Spring is nearly here and during this time of year (and throughout the summer) many of us are planting and cultivating gardens, flower beds, maintaining our lawns or re-potting indoor plants. According to PetPoisonControl.com fertilizer in and of itself is not very toxic to dogs but the addition of pesticides, herbicides, fungicides, and sometimes heavy metals can increase the toxicity of these products for our pets. This same website also notes that there is "little concern of toxicity once the applied fertilizer has dried. However ingestion of treated grass, crops or plants may cause gastrointestinal distress to animals."

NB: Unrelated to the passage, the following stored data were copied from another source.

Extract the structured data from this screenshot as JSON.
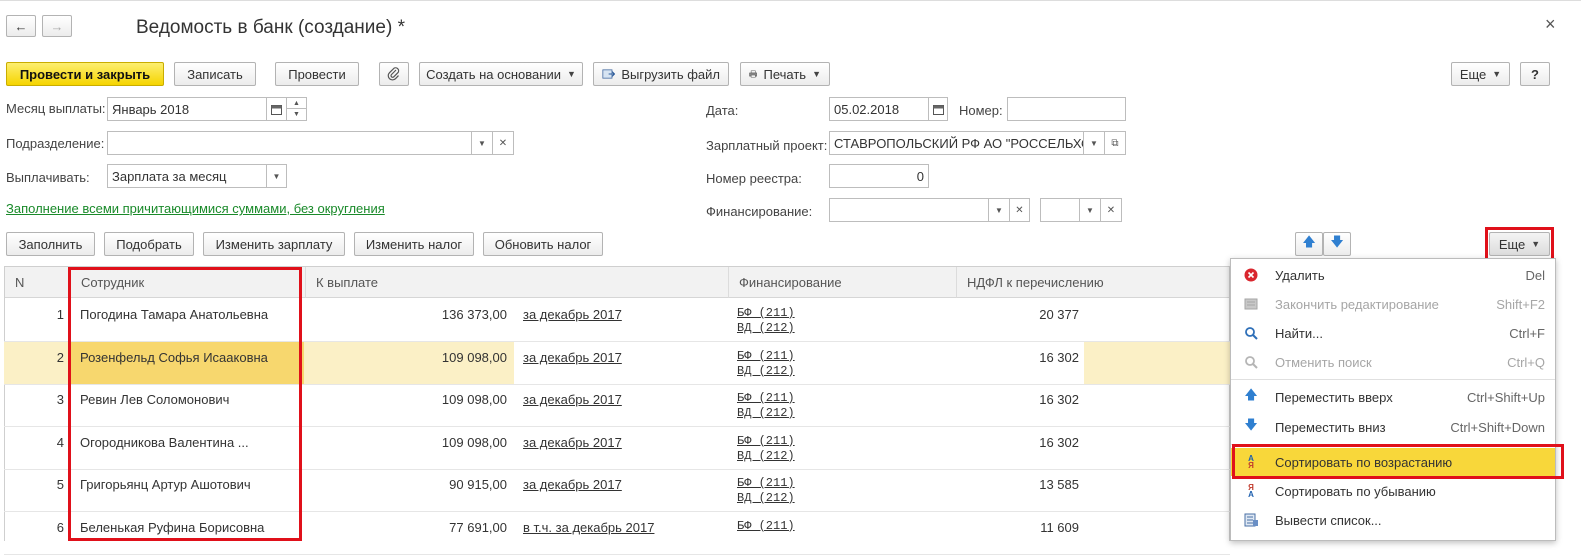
{
  "window": {
    "title": "Ведомость в банк (создание) *",
    "back": "←",
    "forward": "→",
    "close": "×"
  },
  "toolbar": {
    "post_close": "Провести и закрыть",
    "save": "Записать",
    "post": "Провести",
    "create_based": "Создать на основании",
    "export_file": "Выгрузить файл",
    "print": "Печать",
    "more": "Еще",
    "help": "?"
  },
  "form": {
    "month_label": "Месяц выплаты:",
    "month_value": "Январь 2018",
    "dept_label": "Подразделение:",
    "dept_value": "",
    "pay_label": "Выплачивать:",
    "pay_value": "Зарплата за месяц",
    "fill_link": "Заполнение всеми причитающимися суммами, без округления",
    "date_label": "Дата:",
    "date_value": "05.02.2018",
    "number_label": "Номер:",
    "number_value": "",
    "project_label": "Зарплатный проект:",
    "project_value": "СТАВРОПОЛЬСКИЙ РФ АО \"РОССЕЛЬХОЗ",
    "registry_label": "Номер реестра:",
    "registry_value": "0",
    "financing_label": "Финансирование:",
    "financing_value": "",
    "financing_value2": ""
  },
  "table_toolbar": {
    "fill": "Заполнить",
    "pick": "Подобрать",
    "change_salary": "Изменить зарплату",
    "change_tax": "Изменить налог",
    "update_tax": "Обновить налог",
    "more": "Еще"
  },
  "table": {
    "columns": [
      "N",
      "Сотрудник",
      "К выплате",
      "Финансирование",
      "НДФЛ к перечислению"
    ],
    "rows": [
      {
        "n": "1",
        "employee": "Погодина Тамара Анатольевна",
        "amount": "136 373,00",
        "period": "за декабрь 2017",
        "fin1": "БФ (211)",
        "fin2": "ВД (212)",
        "ndfl": "20 377"
      },
      {
        "n": "2",
        "employee": "Розенфельд Софья Исааковна",
        "amount": "109 098,00",
        "period": "за декабрь 2017",
        "fin1": "БФ (211)",
        "fin2": "ВД (212)",
        "ndfl": "16 302"
      },
      {
        "n": "3",
        "employee": "Ревин Лев Соломонович",
        "amount": "109 098,00",
        "period": "за декабрь 2017",
        "fin1": "БФ (211)",
        "fin2": "ВД (212)",
        "ndfl": "16 302"
      },
      {
        "n": "4",
        "employee": "Огородникова Валентина ...",
        "amount": "109 098,00",
        "period": "за декабрь 2017",
        "fin1": "БФ (211)",
        "fin2": "ВД (212)",
        "ndfl": "16 302"
      },
      {
        "n": "5",
        "employee": "Григорьянц Артур Ашотович",
        "amount": "90 915,00",
        "period": "за декабрь 2017",
        "fin1": "БФ (211)",
        "fin2": "ВД (212)",
        "ndfl": "13 585"
      },
      {
        "n": "6",
        "employee": "Беленькая Руфина Борисовна",
        "amount": "77 691,00",
        "period": "в т.ч. за декабрь 2017",
        "fin1": "БФ (211)",
        "fin2": "",
        "ndfl": "11 609"
      }
    ]
  },
  "menu": {
    "items": [
      {
        "label": "Удалить",
        "shortcut": "Del",
        "icon": "delete-icon",
        "disabled": false
      },
      {
        "label": "Закончить редактирование",
        "shortcut": "Shift+F2",
        "icon": "finish-edit-icon",
        "disabled": true
      },
      {
        "label": "Найти...",
        "shortcut": "Ctrl+F",
        "icon": "search-icon",
        "disabled": false
      },
      {
        "label": "Отменить поиск",
        "shortcut": "Ctrl+Q",
        "icon": "cancel-search-icon",
        "disabled": true
      },
      {
        "label": "Переместить вверх",
        "shortcut": "Ctrl+Shift+Up",
        "icon": "arrow-up-icon",
        "disabled": false
      },
      {
        "label": "Переместить вниз",
        "shortcut": "Ctrl+Shift+Down",
        "icon": "arrow-down-icon",
        "disabled": false
      },
      {
        "label": "Сортировать по возрастанию",
        "shortcut": "",
        "icon": "sort-asc-icon",
        "disabled": false
      },
      {
        "label": "Сортировать по убыванию",
        "shortcut": "",
        "icon": "sort-desc-icon",
        "disabled": false
      },
      {
        "label": "Вывести список...",
        "shortcut": "",
        "icon": "list-output-icon",
        "disabled": false
      }
    ]
  },
  "colors": {
    "accent_yellow": "#f5d400",
    "highlight_red": "#e0101a",
    "link_green": "#1a8a2a",
    "selected_row": "#fbf0c6"
  }
}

Many of your dogs and cats may enjoy eating a little grass from time to time. There is minor risk of serious health problems with this habit but if a fertilizer is eaten directly from the bag then there is more cause for concern.
When using or applying fertilizers, keep your pets inside until the product has dried (if sprayed) or until it rains (if in pellet form). Keep bags of fertilizer securely tied and out of reach and remind yourself that a small amount may cause GI distress but it's not likely to do permanent damage.
Like most toxins, the amount ingested and the size of the animal are factors in how serious the poisoning is. Click on the PetPoisonControl.com link above for a handy chart to determine how much toxin a particular size dog can ingest before it is damaging.
If you think your dog or cat has ingested fertilizer, these are the signs you should look out for: (information at petpoisonhelpline.com)
- Vomiting (acute or delayed onset)
- Abnormal posture due to abdominal pain
- Difficulty breathing
- “Muddy” colored gums
If you are ever in doubt as to the quantity ingested or if you notice symptoms, please feel free to bring your pet into the Animal Hospital as it's always better to be safe. Otherwise enjoy this warmer weather and the fresh air!